Twenty years passed, and the French statute of limitations on the theft expired. Just two days after that expiry, in 1812, a blue diamond of about 45.5 carats surfaced in London, owned by jeweller Daniel Eliason. Eliason did not exhibit the gem or publicize its sale, but a memorandum of his lists the gem.

The Hope Diamond
Public domain 

Scholars think this was the French Blue, recut to disguise its origins. Whoever had it had deliberately waited two decades until legal repercussions were no longer possible before attempting to sell it. Given its history, it’s not surprising perhaps that its status is unclear over the next 20 years. Most historians believe the diamond passed through private collectors or intermediaries in London during this time, wealthy clients of Eliason unwilling to publicly claim ownership of a stolen royal gem. 

The diamond then reliably surfaced in the early 1830s when it entered the collection of Henry Philip Hope (1774-1839), a wealthy Anglo-Dutch banker based in London, one of Europe’s foremost gemstone collectors of the time. It was listed in an inventory of his extensive gem collection, compiled around the time of his death. 
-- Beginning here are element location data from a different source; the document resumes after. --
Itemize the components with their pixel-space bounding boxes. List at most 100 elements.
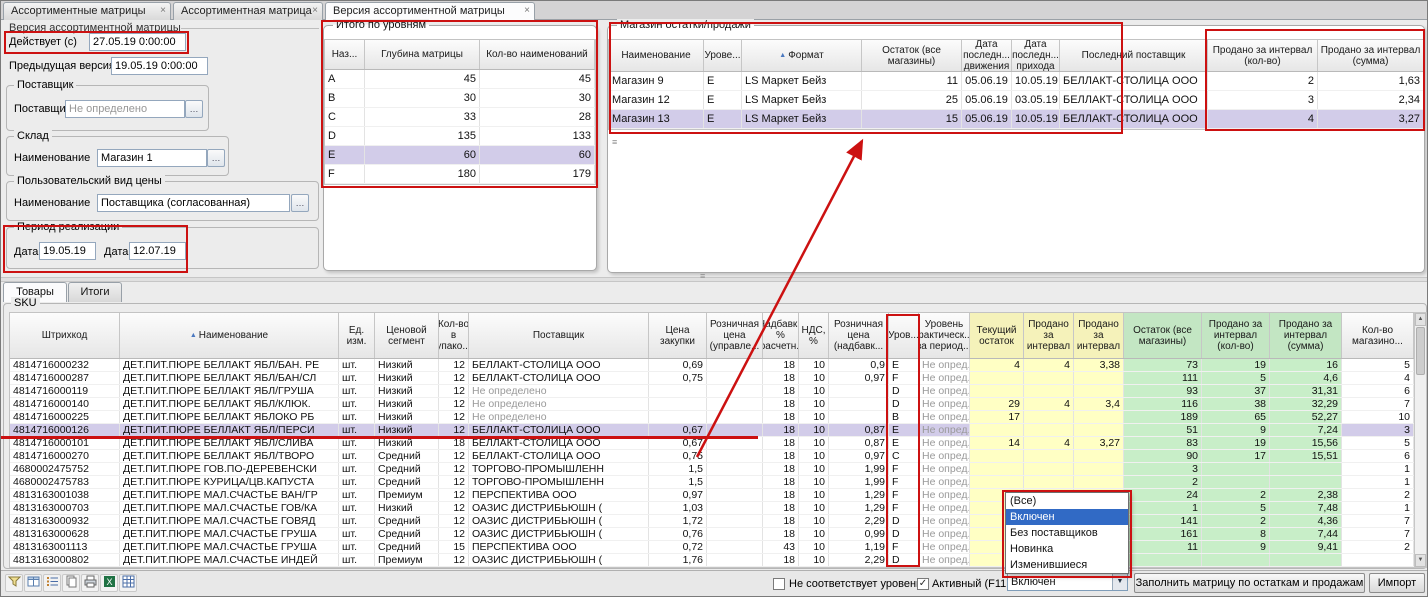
levels-row[interactable]: E6060 xyxy=(325,146,595,165)
dropdown-item[interactable]: Новинка xyxy=(1006,541,1128,557)
filter-button[interactable] xyxy=(5,574,23,592)
grid-button[interactable] xyxy=(119,574,137,592)
column-header[interactable]: Кол-во наименований xyxy=(480,40,595,69)
column-header[interactable]: Уровень фактическ... за период... xyxy=(919,313,970,358)
sku-row[interactable]: 4814716000225ДЕТ.ПИТ.ПЮРЕ БЕЛЛАКТ ЯБЛОКО… xyxy=(10,411,1414,424)
previous-version-input[interactable] xyxy=(111,57,208,75)
column-header[interactable]: Розничная цена (надбавк... xyxy=(829,313,889,358)
cell xyxy=(1270,554,1342,566)
column-header[interactable]: Наз... xyxy=(325,40,365,69)
column-header[interactable]: Розничная цена (управле... xyxy=(707,313,763,358)
price-view-input[interactable] xyxy=(97,194,290,212)
column-header[interactable]: Надбавка % (расчетн... xyxy=(763,313,799,358)
column-header[interactable]: Штрихкод xyxy=(10,313,120,358)
tab-assortment-matrix[interactable]: Ассортиментная матрица × xyxy=(173,2,323,20)
supplier-select-button[interactable]: … xyxy=(185,100,203,118)
column-header[interactable]: Продано за интервал xyxy=(1024,313,1074,358)
list-button[interactable] xyxy=(43,574,61,592)
sku-row[interactable]: 4814716000119ДЕТ.ПИТ.ПЮРЕ БЕЛЛАКТ ЯБЛ/ГР… xyxy=(10,385,1414,398)
period-from-input[interactable] xyxy=(39,242,96,260)
price-view-select-button[interactable]: … xyxy=(291,194,309,212)
period-to-input[interactable] xyxy=(129,242,186,260)
column-header[interactable]: Дата последн... движения xyxy=(962,40,1012,71)
column-header[interactable]: Цена закупки xyxy=(649,313,707,358)
column-header[interactable]: Поставщик xyxy=(469,313,649,358)
store-row[interactable]: Магазин 9ELS Маркет Бейз1105.06.1910.05.… xyxy=(609,72,1424,91)
column-header[interactable]: Уров... xyxy=(889,313,919,358)
sku-row[interactable]: 4814716000232ДЕТ.ПИТ.ПЮРЕ БЕЛЛАКТ ЯБЛ/БА… xyxy=(10,359,1414,372)
scroll-down-icon[interactable]: ▼ xyxy=(1415,554,1426,567)
tab-matrix-version[interactable]: Версия ассортиментной матрицы × xyxy=(325,2,535,20)
levels-row[interactable]: F180179 xyxy=(325,165,595,184)
tab-assortment-matrices[interactable]: Ассортиментные матрицы × xyxy=(3,2,171,20)
vertical-scrollbar[interactable]: ▲ ▼ xyxy=(1414,312,1427,568)
scrollbar-thumb[interactable] xyxy=(1416,327,1425,375)
sku-row[interactable]: 4813163000802ДЕТ.ПИТ.ПЮРЕ МАЛ.СЧАСТЬЕ ИН… xyxy=(10,554,1414,567)
sku-row[interactable]: 4813163001113ДЕТ.ПИТ.ПЮРЕ МАЛ.СЧАСТЬЕ ГР… xyxy=(10,541,1414,554)
copy-button[interactable] xyxy=(62,574,80,592)
tab-close-icon[interactable]: × xyxy=(160,5,166,16)
column-header[interactable]: Текущий остаток xyxy=(970,313,1024,358)
sku-row[interactable]: 4813163000703ДЕТ.ПИТ.ПЮРЕ МАЛ.СЧАСТЬЕ ГО… xyxy=(10,502,1414,515)
column-header[interactable]: Ценовой сегмент xyxy=(375,313,439,358)
levels-row[interactable]: A4545 xyxy=(325,70,595,89)
column-header[interactable]: Продано за интервал (кол-во) xyxy=(1208,40,1318,71)
splitter-handle-icon[interactable]: ≡ xyxy=(700,273,705,279)
column-header[interactable]: ▲Наименование xyxy=(120,313,339,358)
sku-row[interactable]: 4814716000270ДЕТ.ПИТ.ПЮРЕ БЕЛЛАКТ ЯБЛ/ТВ… xyxy=(10,450,1414,463)
column-header[interactable]: ▲Формат xyxy=(742,40,862,71)
column-header[interactable]: Дата последн... прихода xyxy=(1012,40,1060,71)
column-header[interactable]: Глубина матрицы xyxy=(365,40,480,69)
sku-row[interactable]: 4680002475752ДЕТ.ПИТ.ПЮРЕ ГОВ.ПО-ДЕРЕВЕН… xyxy=(10,463,1414,476)
levels-row[interactable]: B3030 xyxy=(325,89,595,108)
column-header[interactable]: Урове... xyxy=(704,40,742,71)
store-row[interactable]: Магазин 12ELS Маркет Бейз2505.06.1903.05… xyxy=(609,91,1424,110)
columns-button[interactable] xyxy=(24,574,42,592)
sku-row[interactable]: 4814716000287ДЕТ.ПИТ.ПЮРЕ БЕЛЛАКТ ЯБЛ/БА… xyxy=(10,372,1414,385)
dropdown-item[interactable]: Изменившиеся xyxy=(1006,557,1128,573)
dropdown-item[interactable]: (Все) xyxy=(1006,493,1128,509)
column-header[interactable]: Продано за интервал (сумма) xyxy=(1318,40,1424,71)
import-button[interactable]: Импорт xyxy=(1369,573,1425,593)
effective-from-input[interactable] xyxy=(89,33,186,51)
tab-close-icon[interactable]: × xyxy=(312,5,318,16)
horizontal-splitter[interactable] xyxy=(1,277,1427,282)
tab-totals[interactable]: Итоги xyxy=(68,282,122,302)
column-header[interactable]: Кол-во в упако... xyxy=(439,313,469,358)
dropdown-item[interactable]: Включен xyxy=(1006,509,1128,525)
levels-row[interactable]: D135133 xyxy=(325,127,595,146)
column-header[interactable]: Продано за интервал (сумма) xyxy=(1270,313,1342,358)
column-header[interactable]: Наименование xyxy=(609,40,704,71)
sku-row[interactable]: 4814716000140ДЕТ.ПИТ.ПЮРЕ БЕЛЛАКТ ЯБЛ/КЛ… xyxy=(10,398,1414,411)
mismatch-checkbox[interactable] xyxy=(773,578,785,590)
active-checkbox[interactable]: ✓ xyxy=(917,578,929,590)
column-header[interactable]: Ед. изм. xyxy=(339,313,375,358)
column-header[interactable]: Продано за интервал (кол-во) xyxy=(1202,313,1270,358)
fill-matrix-button[interactable]: Заполнить матрицу по остаткам и продажам xyxy=(1134,573,1365,593)
print-button[interactable] xyxy=(81,574,99,592)
column-header[interactable]: Продано за интервал xyxy=(1074,313,1124,358)
sku-row[interactable]: 4813163000932ДЕТ.ПИТ.ПЮРЕ МАЛ.СЧАСТЬЕ ГО… xyxy=(10,515,1414,528)
sku-row[interactable]: 4814716000101ДЕТ.ПИТ.ПЮРЕ БЕЛЛАКТ ЯБЛ/СЛ… xyxy=(10,437,1414,450)
store-row[interactable]: Магазин 13ELS Маркет Бейз1505.06.1910.05… xyxy=(609,110,1424,129)
tab-close-icon[interactable]: × xyxy=(524,5,530,16)
column-header[interactable]: Кол-во магазино... xyxy=(1342,313,1414,358)
column-header[interactable]: Последний поставщик xyxy=(1060,40,1208,71)
levels-row[interactable]: C3328 xyxy=(325,108,595,127)
dropdown-item[interactable]: Без поставщиков xyxy=(1006,525,1128,541)
warehouse-select-button[interactable]: … xyxy=(207,149,225,167)
chevron-down-icon[interactable]: ▼ xyxy=(1112,574,1127,590)
column-header[interactable]: Остаток (все магазины) xyxy=(1124,313,1202,358)
sku-row[interactable]: 4814716000126ДЕТ.ПИТ.ПЮРЕ БЕЛЛАКТ ЯБЛ/ПЕ… xyxy=(10,424,1414,437)
column-header[interactable]: Остаток (все магазины) xyxy=(862,40,962,71)
sku-row[interactable]: 4813163001038ДЕТ.ПИТ.ПЮРЕ МАЛ.СЧАСТЬЕ ВА… xyxy=(10,489,1414,502)
status-filter-combobox[interactable]: Включен ▼ xyxy=(1007,573,1128,591)
column-header[interactable]: НДС, % xyxy=(799,313,829,358)
sku-row[interactable]: 4680002475783ДЕТ.ПИТ.ПЮРЕ КУРИЦА/ЦВ.КАПУ… xyxy=(10,476,1414,489)
warehouse-input[interactable] xyxy=(97,149,207,167)
scroll-up-icon[interactable]: ▲ xyxy=(1415,313,1426,326)
sku-row[interactable]: 4813163000628ДЕТ.ПИТ.ПЮРЕ МАЛ.СЧАСТЬЕ ГР… xyxy=(10,528,1414,541)
excel-button[interactable]: X xyxy=(100,574,118,592)
splitter-handle-icon[interactable]: ≡ xyxy=(612,139,617,145)
supplier-input[interactable] xyxy=(65,100,185,118)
The stone passed to Hope’s nephew Henry Thomas; he displayed it at The Great Exhibition in London in 1851 - the Hope Diamond’s first public exhibition in the UK. By the 1890s, Lord Francis Hope had inherited it, but he was financially ruined - supposedly another curse victim - and he sold it in 1901 to satisfy his debts. It went to Joseph Frankel of New York in 1902, leaving Britain for ever, after nearly a century, mostly in the hands of private aristocratic collections. An American socialite, Evalyn Walsh McLean, then bought the Hope Diamond, wearing it frequently. Her son was killed in a car crash, her daughter died of an overdose, and her husband then left her and went insane.
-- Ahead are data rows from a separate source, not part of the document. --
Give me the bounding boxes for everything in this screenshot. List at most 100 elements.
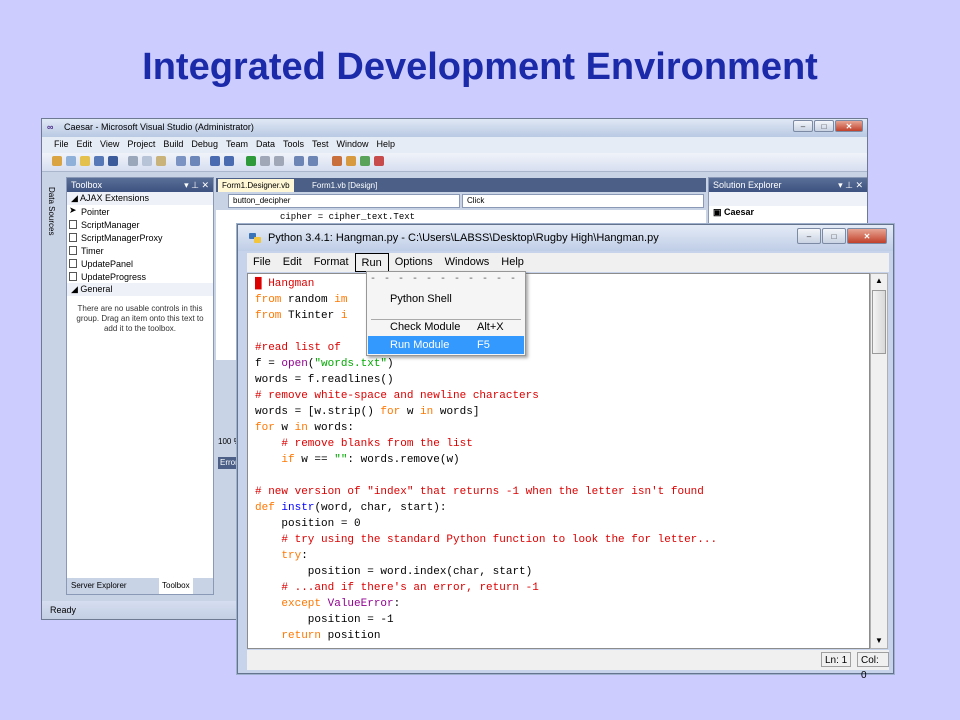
vs-menu-view[interactable]: View	[96, 137, 123, 153]
vs-maximize-button[interactable]: □	[814, 120, 834, 132]
vs-menu-data[interactable]: Data	[252, 137, 279, 153]
code-line: #read list of	[255, 342, 341, 354]
pause-icon[interactable]	[260, 156, 270, 166]
toolbox-item-scriptmanager[interactable]: ScriptManager	[67, 218, 213, 231]
idle-menu-windows[interactable]: Windows	[439, 253, 496, 272]
redo-icon[interactable]	[224, 156, 234, 166]
stop-icon[interactable]	[274, 156, 284, 166]
toolbox-group-ajax[interactable]: ◢ AJAX Extensions	[67, 192, 213, 205]
code-line: # try using the standard Python function…	[281, 534, 718, 546]
solution-explorer-pin-icon[interactable]: ▾ ⊥ ✕	[838, 178, 863, 192]
class-name-combo[interactable]: button_decipher	[228, 194, 460, 208]
toolbox-icon[interactable]	[374, 156, 384, 166]
code-line: from Tkinter i	[255, 310, 348, 322]
idle-menu-run[interactable]: Run	[354, 253, 389, 272]
vs-menu-help[interactable]: Help	[373, 137, 400, 153]
solution-root[interactable]: ▣ Caesar	[709, 206, 867, 219]
control-icon	[69, 259, 77, 268]
start-debugging-icon[interactable]	[246, 156, 256, 166]
vs-menu-tools[interactable]: Tools	[279, 137, 308, 153]
python-icon	[249, 233, 261, 243]
method-name-value: Click	[467, 196, 485, 205]
method-name-combo[interactable]: Click	[462, 194, 704, 208]
scroll-down-icon[interactable]: ▼	[871, 634, 887, 648]
toolbox-group-general[interactable]: ◢ General	[67, 283, 213, 296]
toolbox-title: Toolbox	[71, 180, 103, 190]
object-browser-icon[interactable]	[360, 156, 370, 166]
undo-icon[interactable]	[210, 156, 220, 166]
code-line: position = -1	[255, 614, 394, 626]
idle-menu-edit[interactable]: Edit	[277, 253, 308, 272]
vs-menu-project[interactable]: Project	[123, 137, 159, 153]
server-explorer-tab[interactable]: Server Explorer	[71, 578, 127, 594]
copy-icon[interactable]	[142, 156, 152, 166]
vs-menu-build[interactable]: Build	[159, 137, 187, 153]
menu-item-check-module[interactable]: Check Module Alt+X	[368, 318, 524, 336]
idle-minimize-button[interactable]: –	[797, 228, 821, 244]
menu-item-label: Python Shell	[390, 293, 452, 305]
menu-item-run-module[interactable]: Run Module F5	[368, 336, 524, 354]
cut-icon[interactable]	[128, 156, 138, 166]
uncomment-icon[interactable]	[190, 156, 200, 166]
code-line: █ Hangman	[255, 278, 315, 290]
properties-icon[interactable]	[346, 156, 356, 166]
line-indicator: Ln: 1	[821, 652, 852, 667]
open-folder-icon[interactable]	[80, 156, 90, 166]
scroll-thumb[interactable]	[872, 290, 886, 354]
step-into-icon[interactable]	[294, 156, 304, 166]
idle-vertical-scrollbar[interactable]: ▲ ▼	[870, 273, 888, 649]
idle-title-bar: Python 3.4.1: Hangman.py - C:\Users\LABS…	[238, 225, 893, 251]
menu-item-label: Run Module	[390, 339, 450, 351]
toolbox-item-label: Timer	[81, 246, 104, 256]
general-group-label: General	[80, 284, 113, 294]
new-project-icon[interactable]	[52, 156, 62, 166]
scroll-up-icon[interactable]: ▲	[871, 274, 887, 288]
paste-icon[interactable]	[156, 156, 166, 166]
toolbox-item-pointer[interactable]: ➤ Pointer	[67, 205, 213, 218]
idle-menu-options[interactable]: Options	[389, 253, 439, 272]
vs-window-title: Caesar - Microsoft Visual Studio (Admini…	[64, 122, 254, 132]
menu-tearoff[interactable]: - - - - - - - - - - - - -	[370, 275, 522, 285]
vs-menu-edit[interactable]: Edit	[73, 137, 97, 153]
vs-title-bar: ∞ Caesar - Microsoft Visual Studio (Admi…	[42, 119, 867, 137]
comment-icon[interactable]	[176, 156, 186, 166]
solution-explorer-icon[interactable]	[332, 156, 342, 166]
tab-form1-designer[interactable]: Form1.Designer.vb	[218, 179, 294, 192]
idle-window-title: Python 3.4.1: Hangman.py - C:\Users\LABS…	[268, 232, 659, 244]
code-line: from random im	[255, 294, 348, 306]
idle-menu-format[interactable]: Format	[308, 253, 355, 272]
solution-root-label: Caesar	[724, 207, 755, 217]
vs-menu-team[interactable]: Team	[222, 137, 252, 153]
save-icon[interactable]	[94, 156, 104, 166]
toolbox-item-updatepanel[interactable]: UpdatePanel	[67, 257, 213, 270]
slide-title: Integrated Development Environment	[142, 46, 818, 88]
idle-menu-help[interactable]: Help	[495, 253, 530, 272]
idle-code-editor[interactable]: █ Hangman from random im from Tkinter i …	[247, 273, 870, 649]
menu-item-accelerator: F5	[477, 339, 490, 351]
vs-menu-debug[interactable]: Debug	[187, 137, 222, 153]
code-line: return position	[281, 630, 381, 642]
vs-menu-test[interactable]: Test	[308, 137, 333, 153]
idle-close-button[interactable]: ✕	[847, 228, 887, 244]
vs-close-button[interactable]: ✕	[835, 120, 863, 132]
add-item-icon[interactable]	[66, 156, 76, 166]
toolbox-tab[interactable]: Toolbox	[159, 578, 193, 594]
toolbox-item-label: ScriptManager	[81, 220, 140, 230]
idle-menu-file[interactable]: File	[247, 253, 277, 272]
menu-item-python-shell[interactable]: Python Shell	[368, 290, 524, 308]
step-over-icon[interactable]	[308, 156, 318, 166]
vs-menu-file[interactable]: File	[50, 137, 73, 153]
vs-menu-window[interactable]: Window	[333, 137, 373, 153]
data-sources-tab[interactable]: Data Sources	[46, 177, 60, 367]
vs-minimize-button[interactable]: –	[793, 120, 813, 132]
toolbox-item-updateprogress[interactable]: UpdateProgress	[67, 270, 213, 283]
toolbox-item-scriptmanagerproxy[interactable]: ScriptManagerProxy	[67, 231, 213, 244]
tab-form1-design[interactable]: Form1.vb [Design]	[308, 179, 381, 192]
idle-maximize-button[interactable]: □	[822, 228, 846, 244]
code-line: # remove white-space and newline charact…	[255, 390, 539, 402]
toolbox-item-label: ScriptManagerProxy	[81, 233, 163, 243]
solution-explorer-panel: Solution Explorer ▾ ⊥ ✕ ▣ Caesar	[708, 177, 867, 227]
toolbox-item-timer[interactable]: Timer	[67, 244, 213, 257]
toolbox-pin-icon[interactable]: ▾ ⊥ ✕	[184, 178, 209, 192]
save-all-icon[interactable]	[108, 156, 118, 166]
Public domain Poster for the American film serial
The Hope Diamond Mystery (1921) with Grace Darmond. 
 

Finally, Harry Winston, one of the most famous US jewellers of the 20th century, donated the Hope Diamond to the Smithsonian Institution in 1958. While it may seem surprising that he gave away one of the most valuable gems in the world, he was a patron of gemological education and had a vision, successfully realised, to create a “National Gem Collection” at the Smithsonian. There was one final strike of the curse, though - he sent the gem by mail and the postman who delivered it supposedly injured his leg, crashed his truck, and saw his wife die shortly after. (These stories are considered false.) 
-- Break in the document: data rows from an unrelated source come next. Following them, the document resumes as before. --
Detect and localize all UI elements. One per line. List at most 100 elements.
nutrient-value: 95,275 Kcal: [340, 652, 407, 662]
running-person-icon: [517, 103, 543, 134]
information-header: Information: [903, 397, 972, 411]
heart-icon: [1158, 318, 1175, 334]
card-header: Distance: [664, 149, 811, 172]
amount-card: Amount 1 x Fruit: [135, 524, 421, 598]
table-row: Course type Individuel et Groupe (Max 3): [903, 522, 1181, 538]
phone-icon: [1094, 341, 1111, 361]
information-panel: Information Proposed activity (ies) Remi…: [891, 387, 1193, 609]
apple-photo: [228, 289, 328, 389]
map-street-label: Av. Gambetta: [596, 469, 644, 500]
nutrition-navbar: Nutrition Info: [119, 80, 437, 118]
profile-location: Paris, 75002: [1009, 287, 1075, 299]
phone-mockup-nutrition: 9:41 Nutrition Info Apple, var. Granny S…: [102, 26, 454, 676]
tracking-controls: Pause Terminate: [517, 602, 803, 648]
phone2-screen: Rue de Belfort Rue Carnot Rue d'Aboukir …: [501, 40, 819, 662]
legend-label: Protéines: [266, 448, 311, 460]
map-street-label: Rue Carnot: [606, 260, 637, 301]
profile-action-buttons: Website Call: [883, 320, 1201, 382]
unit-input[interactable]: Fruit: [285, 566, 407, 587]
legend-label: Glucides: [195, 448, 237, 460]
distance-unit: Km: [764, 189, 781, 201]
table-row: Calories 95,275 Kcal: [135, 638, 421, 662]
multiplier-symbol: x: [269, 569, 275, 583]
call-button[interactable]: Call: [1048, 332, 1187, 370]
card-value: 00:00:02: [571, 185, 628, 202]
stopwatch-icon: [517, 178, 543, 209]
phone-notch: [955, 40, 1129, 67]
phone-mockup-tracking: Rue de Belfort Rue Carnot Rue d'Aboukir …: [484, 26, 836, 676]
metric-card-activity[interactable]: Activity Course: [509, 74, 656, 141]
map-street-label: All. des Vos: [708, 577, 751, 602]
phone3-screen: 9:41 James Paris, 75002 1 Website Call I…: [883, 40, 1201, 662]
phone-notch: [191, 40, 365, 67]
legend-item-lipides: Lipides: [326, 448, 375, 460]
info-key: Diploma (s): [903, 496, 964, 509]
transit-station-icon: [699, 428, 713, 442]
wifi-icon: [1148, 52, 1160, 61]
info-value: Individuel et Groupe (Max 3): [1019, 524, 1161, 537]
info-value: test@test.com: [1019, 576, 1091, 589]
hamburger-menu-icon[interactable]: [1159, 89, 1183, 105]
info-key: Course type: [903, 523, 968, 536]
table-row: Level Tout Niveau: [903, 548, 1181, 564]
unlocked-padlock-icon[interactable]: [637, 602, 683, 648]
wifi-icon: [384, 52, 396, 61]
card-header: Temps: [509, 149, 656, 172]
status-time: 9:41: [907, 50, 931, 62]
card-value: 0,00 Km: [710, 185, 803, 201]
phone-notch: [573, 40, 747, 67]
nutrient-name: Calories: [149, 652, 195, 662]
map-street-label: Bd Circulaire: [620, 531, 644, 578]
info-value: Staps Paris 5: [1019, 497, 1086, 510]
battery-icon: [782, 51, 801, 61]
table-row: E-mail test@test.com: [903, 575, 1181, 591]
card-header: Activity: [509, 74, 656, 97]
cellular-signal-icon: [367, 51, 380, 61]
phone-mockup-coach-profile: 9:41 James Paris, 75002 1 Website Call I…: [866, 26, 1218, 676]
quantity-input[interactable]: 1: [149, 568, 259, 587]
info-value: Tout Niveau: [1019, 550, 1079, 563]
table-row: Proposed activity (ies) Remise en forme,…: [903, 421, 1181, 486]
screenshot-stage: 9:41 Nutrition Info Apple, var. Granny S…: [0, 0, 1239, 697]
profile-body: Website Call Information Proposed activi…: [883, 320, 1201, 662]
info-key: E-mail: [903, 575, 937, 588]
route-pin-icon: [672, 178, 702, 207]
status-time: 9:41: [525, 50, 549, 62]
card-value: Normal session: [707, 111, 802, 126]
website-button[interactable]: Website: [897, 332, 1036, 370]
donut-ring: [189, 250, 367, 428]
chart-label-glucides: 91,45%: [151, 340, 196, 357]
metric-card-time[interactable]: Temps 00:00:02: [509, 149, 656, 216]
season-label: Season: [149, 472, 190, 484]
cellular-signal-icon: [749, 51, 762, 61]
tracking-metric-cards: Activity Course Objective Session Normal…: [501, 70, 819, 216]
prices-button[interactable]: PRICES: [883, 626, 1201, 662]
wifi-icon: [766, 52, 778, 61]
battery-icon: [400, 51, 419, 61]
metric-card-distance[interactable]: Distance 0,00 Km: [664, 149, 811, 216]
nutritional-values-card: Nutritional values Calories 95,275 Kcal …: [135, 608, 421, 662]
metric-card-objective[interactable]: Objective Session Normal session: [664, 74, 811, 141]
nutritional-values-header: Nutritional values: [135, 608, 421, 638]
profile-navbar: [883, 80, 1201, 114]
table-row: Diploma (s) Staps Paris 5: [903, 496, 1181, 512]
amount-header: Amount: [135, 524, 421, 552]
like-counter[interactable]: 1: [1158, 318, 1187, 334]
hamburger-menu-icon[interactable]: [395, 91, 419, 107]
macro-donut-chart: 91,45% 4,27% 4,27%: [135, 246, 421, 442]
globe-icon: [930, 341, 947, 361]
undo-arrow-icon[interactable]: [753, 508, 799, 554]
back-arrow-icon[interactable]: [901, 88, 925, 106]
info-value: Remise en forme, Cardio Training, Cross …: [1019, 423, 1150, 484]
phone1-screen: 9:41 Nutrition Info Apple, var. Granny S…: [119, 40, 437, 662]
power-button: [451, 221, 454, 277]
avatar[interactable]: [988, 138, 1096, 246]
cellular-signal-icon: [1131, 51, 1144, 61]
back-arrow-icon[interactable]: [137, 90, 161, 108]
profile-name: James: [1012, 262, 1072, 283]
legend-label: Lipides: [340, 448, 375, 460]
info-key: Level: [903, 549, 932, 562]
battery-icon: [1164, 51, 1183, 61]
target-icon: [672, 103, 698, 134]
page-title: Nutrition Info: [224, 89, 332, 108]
The curse narrative is said to have been dreamed up by Pierre Cartier in 1910–11 as a sales tactic to pique Evalyn McLean’s interest in the diamond. US tabloids ran with it. Discounting the superstition, the story of the Hope Diamond is one that epitomises many aspects of European history. There was a violent redistribution of power and wealth by the French mob. London then played a key role in laundering one of the most famous French crown jewels of all time, even at a reduced size. And America ended up with the wealth.